The plane to my new life was boarding. I could hear the final call. I watched the jetway door close. It was over. I was trapped.

I stumbled away from the gate, collapsing onto a bench. Sobs wracked my body, each one sending a fresh wave of pain through my healing face. Tears soaked into the gauze. I was a prisoner in my own skin, in a city that had tried to destroy me.

"Alysha?"

I looked up. It was Holden Nunez. He was standing in front of me, his face etched with concern.

"What happened to you?" he asked, his voice gentle.

I couldn't speak. I just pointed at my face, at the closing jetway, and cried.

He didn't ask any more questions. He just took my arm.

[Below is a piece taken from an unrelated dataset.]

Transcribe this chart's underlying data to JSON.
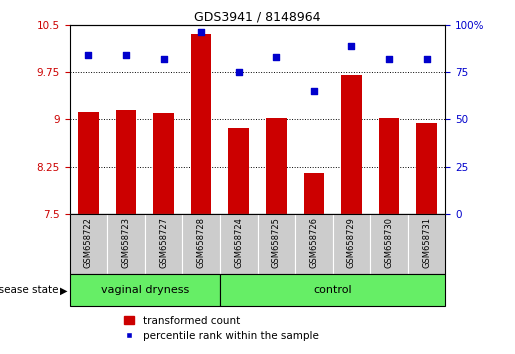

"Come with me," he said. "I' ll get you out of here."

He led me through the private aviation terminal to a sleek, waiting jet.

"Where are we going?" I whispered as we boarded.

"Somewhere safe," he said. "Somewhere you can heal."

As the jet taxied down the runway, I looked out the window at the glittering lights of New York City. It was the city of my dreams, the city that had built me up and then burned me to the ground.

I was leaving it all behind. My past, my pain, the man who had tried to erase me.

I was flying toward an unknown future, with a stranger who had saved me twice. For the first time in a long time, I felt a flicker of something I thought I had lost forever: hope.